Choosing the right time to exercise is half the battle when it comes to keeping up with a daily fitness routine. However, a new study suggests that the benefits of exercise may vary depending on the time of day when you workout.
A team of researchers from the University of Copenhagen has learned that the effect of exercise may differ depending on the time of day it is performed. In mice, they demonstrate that exercise in the morning results in an increased metabolic response in skeletal muscle, while exercise later in the day increases energy expenditure for an extended period of time.
We probably all know how important a healthy circadian rhythm is. Too little sleep can have severe health consequences. But researchers are still making new discoveries confirming that the body's circadian clock affects our health.

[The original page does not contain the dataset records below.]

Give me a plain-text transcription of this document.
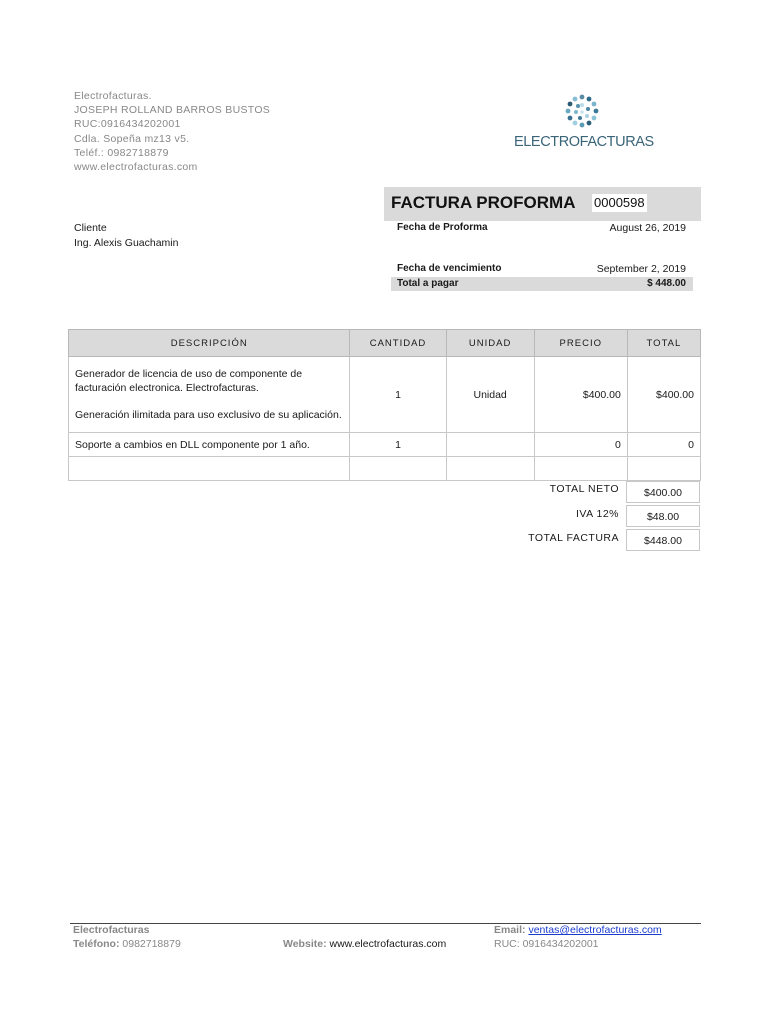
Electrofacturas.
JOSEPH ROLLAND BARROS BUSTOS
RUC:0916434202001
Cdla. Sopeña mz13 v5.
Teléf.: 0982718879
www.electrofacturas.com
ELECTROFACTURAS
FACTURA PROFORMA 0000598
Cliente
Ing. Alexis Guachamin
Fecha de Proforma	August 26, 2019
Fecha de vencimiento	September 2, 2019
Total a pagar	$ 448.00
DESCRIPCIÓN	CANTIDAD	UNIDAD	PRECIO	TOTAL

Generador de licencia de uso de componente de facturación electronica. Electrofacturas.
Generación ilimitada para uso exclusivo de su aplicación.	1	Unidad	$400.00	$400.00
Soporte a cambios en DLL componente por 1 año.	1		0	0

TOTAL NETO	$400.00
IVA 12%	$48.00
TOTAL FACTURA	$448.00
Electrofacturas
Teléfono: 0982718879	Website: www.electrofacturas.com
Email: ventas@electrofacturas.com
RUC: 0916434202001
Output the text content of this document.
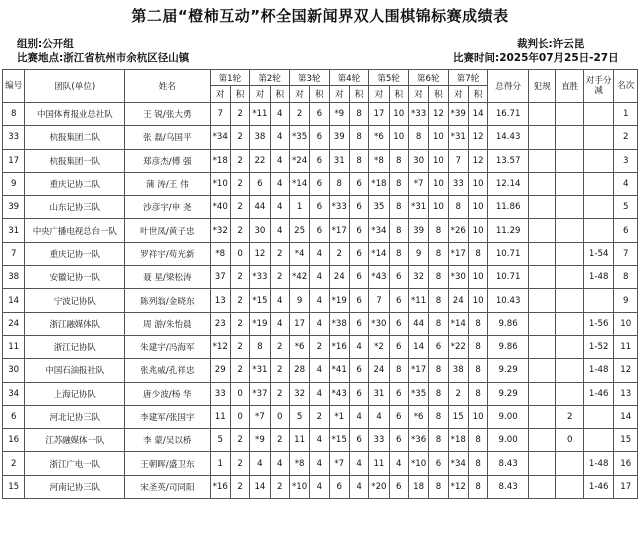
第二届“橙柿互动”杯全国新闻界双人围棋锦标赛成绩表
组别:公开组
比赛地点:浙江省杭州市余杭区径山镇
裁判长:许云昆
比赛时间:2025年07月25日-27日
编号	团队(单位)	姓名	第1轮		第2轮		第3轮		第4轮		第5轮		第6轮		第7轮		总得分	犯规	直胜	对手分减	名次
			对	积	对	积	对	积	对	积	对	积	对	积	对	积					
8	中国体育报业总社队	王 锐/张大勇	7	2	*11	4	2	6	*9	8	17	10	*33	12	*39	14	16.71				1
33	杭报集团二队	张 磊/乌国平	*34	2	38	4	*35	6	39	8	*6	10	8	10	*31	12	14.43				2
17	杭报集团一队	郑彦杰/傅 强	*18	2	22	4	*24	6	31	8	*8	8	30	10	7	12	13.57				3
9	重庆记协二队	蒲 涛/王 伟	*10	2	6	4	*14	6	8	6	*18	8	*7	10	33	10	12.14				4
39	山东记协三队	沙彦宇/申 尧	*40	2	44	4	1	6	*33	6	35	8	*31	10	8	10	11.86				5
31	中央广播电视总台一队	叶世凤/黄子忠	*32	2	30	4	25	6	*17	6	*34	8	39	8	*26	10	11.29				6
7	重庆记协一队	罗祥宇/苟光新	*8	0	12	2	*4	4	2	6	*14	8	9	8	*17	8	10.71			1-54	7
38	安徽记协一队	聂 星/梁松涛	37	2	*33	2	*42	4	24	6	*43	6	32	8	*30	10	10.71			1-48	8
14	宁波记协队	陈列翁/金晓东	13	2	*15	4	9	4	*19	6	7	6	*11	8	24	10	10.43				9
24	浙江融媒体队	周 游/朱怡晨	23	2	*19	4	17	4	*38	6	*30	6	44	8	*14	8	9.86			1-56	10
11	浙江记协队	朱建宇/冯海军	*12	2	8	2	*6	2	*16	4	*2	6	14	6	*22	8	9.86			1-52	11
30	中国石油报社队	张兆威/孔祥忠	29	2	*31	2	28	4	*41	6	24	8	*17	8	38	8	9.29			1-48	12
34	上海记协队	唐少波/杨 华	33	0	*37	2	32	4	*43	6	31	6	*35	8	2	8	9.29			1-46	13
6	河北记协三队	李建军/张国宇	11	0	*7	0	5	2	*1	4	4	6	*6	8	15	10	9.00		2		14
16	江苏融媒体一队	李 蒙/吴以桥	5	2	*9	2	11	4	*15	6	33	6	*36	8	*18	8	9.00		0		15
2	浙江广电一队	王朝晖/盛卫东	1	2	4	4	*8	4	*7	4	11	4	*10	6	*34	8	8.43			1-48	16
15	河南记协三队	宋圣英/司同阳	*16	2	14	2	*10	4	6	4	*20	6	18	8	*12	8	8.43			1-46	17
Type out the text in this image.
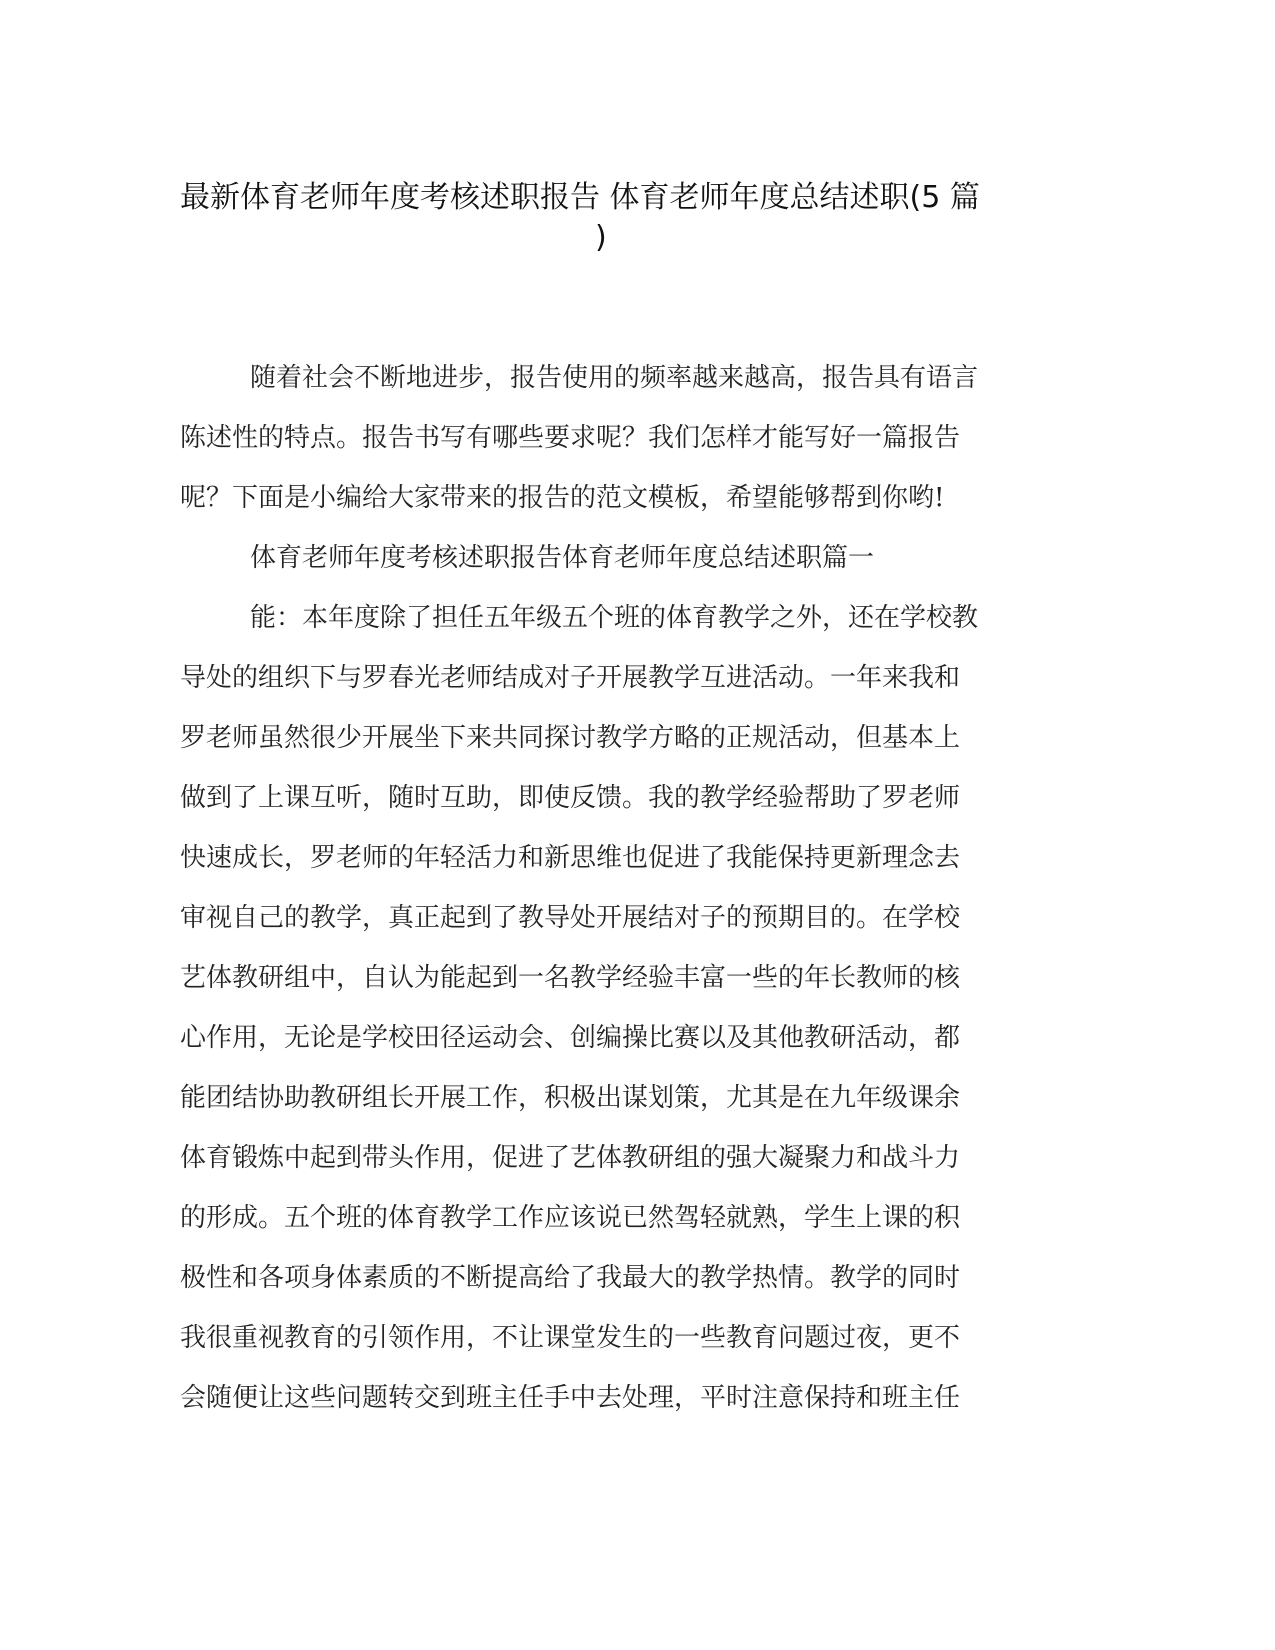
最新体育老师年度考核述职报告 体育老师年度总结述职(5 篇
)
随着社会不断地进步，报告使用的频率越来越高，报告具有语言
陈述性的特点。报告书写有哪些要求呢？我们怎样才能写好一篇报告
呢？下面是小编给大家带来的报告的范文模板，希望能够帮到你哟!
体育老师年度考核述职报告体育老师年度总结述职篇一
能：本年度除了担任五年级五个班的体育教学之外，还在学校教
导处的组织下与罗春光老师结成对子开展教学互进活动。一年来我和
罗老师虽然很少开展坐下来共同探讨教学方略的正规活动，但基本上
做到了上课互听，随时互助，即使反馈。我的教学经验帮助了罗老师
快速成长，罗老师的年轻活力和新思维也促进了我能保持更新理念去
审视自己的教学，真正起到了教导处开展结对子的预期目的。在学校
艺体教研组中，自认为能起到一名教学经验丰富一些的年长教师的核
心作用，无论是学校田径运动会、创编操比赛以及其他教研活动，都
能团结协助教研组长开展工作，积极出谋划策，尤其是在九年级课余
体育锻炼中起到带头作用，促进了艺体教研组的强大凝聚力和战斗力
的形成。五个班的体育教学工作应该说已然驾轻就熟，学生上课的积
极性和各项身体素质的不断提高给了我最大的教学热情。教学的同时
我很重视教育的引领作用，不让课堂发生的一些教育问题过夜，更不
会随便让这些问题转交到班主任手中去处理，平时注意保持和班主任
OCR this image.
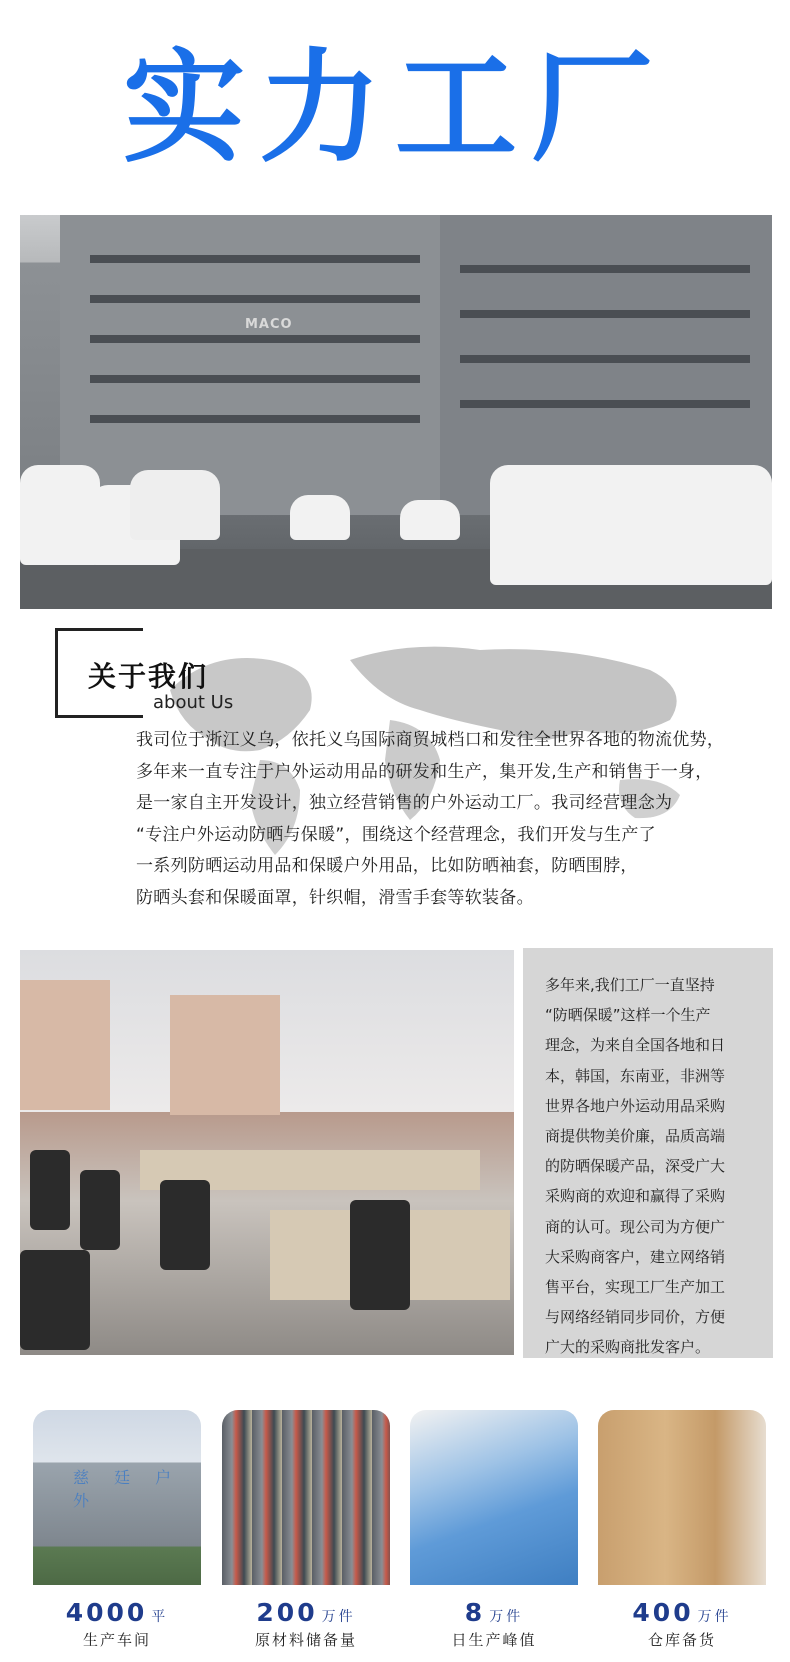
实力工厂
MACO
关于我们
about Us

我司位于浙江义乌，依托义乌国际商贸城档口和发往全世界各地的物流优势，

多年来一直专注于户外运动用品的研发和生产，集开发,生产和销售于一身，

是一家自主开发设计，独立经营销售的户外运动工厂。我司经营理念为

“专注户外运动防晒与保暖”，围绕这个经营理念，我们开发与生产了

一系列防晒运动用品和保暖户外用品，比如防晒袖套，防晒围脖，

防晒头套和保暖面罩，针织帽，滑雪手套等软装备。

多年来,我们工厂一直坚持

“防晒保暖”这样一个生产

理念，为来自全国各地和日

本，韩国，东南亚，非洲等

世界各地户外运动用品采购

商提供物美价廉，品质高端

的防晒保暖产品，深受广大

采购商的欢迎和赢得了采购

商的认可。现公司为方便广

大采购商客户，建立网络销

售平台，实现工厂生产加工

与网络经销同步同价，方便

广大的采购商批发客户。

慈 廷 户 外
4000 平
生产车间
200 万件
原材料储备量
8 万件
日生产峰值
400 万件
仓库备货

'There appears to be rather significant differences between the effect of exercise performed in the morning and evening, and these differences are probably controlled by the body's circadian clock. Morning exercise initiates gene programs in the muscle cells, making them more effective and better capable of metabolizing sugar and fat. Evening exercise, on the other hand, increases whole-body energy expenditure for an extended period of time', says one of the researchers behind the study, Associate Professor Jonas Thue Treebak from the Novo Nordisk Foundation Center for Basic Metabolic Research.
Morning Exercise Is Not Necessarily Better than Evening Exercise
The researchers have measured a number of effects in the muscle cells, including the transcriptional response and effects on the metabolites. The results show that responses are far stronger in both areas following exercise in the morning and that this is likely to be controlled by a central mechanism involving the protein HIF1-alfa, which directly regulates the body's circadian clock.
Morning exercise appears to increase the ability of muscle cells to metabolize sugar and fat, and this type of effect interests the researchers in relation to people with severe overweight and type 2 diabetes.
On the other hand, the results also show that exercise in the evening increases energy expenditure in the hours after exercise. Therefore, the researchers cannot necessarily conclude that exercise in the morning is better than exercise in the evening, Jonas Thue Treebak stresses.
'On this basis, we cannot say for certain which is best, exercise in the morning or exercise in the evening. At this point, we can only conclude that the effects of the two appear to differ, and we certainly have to do more work to determine the potential mechanisms for the beneficial effects of exercise training performed at these two time-points. We are eager to extend these studies to humans to identify if timed exercise can be used as a treatment strategy for people with metabolic diseases', he explains.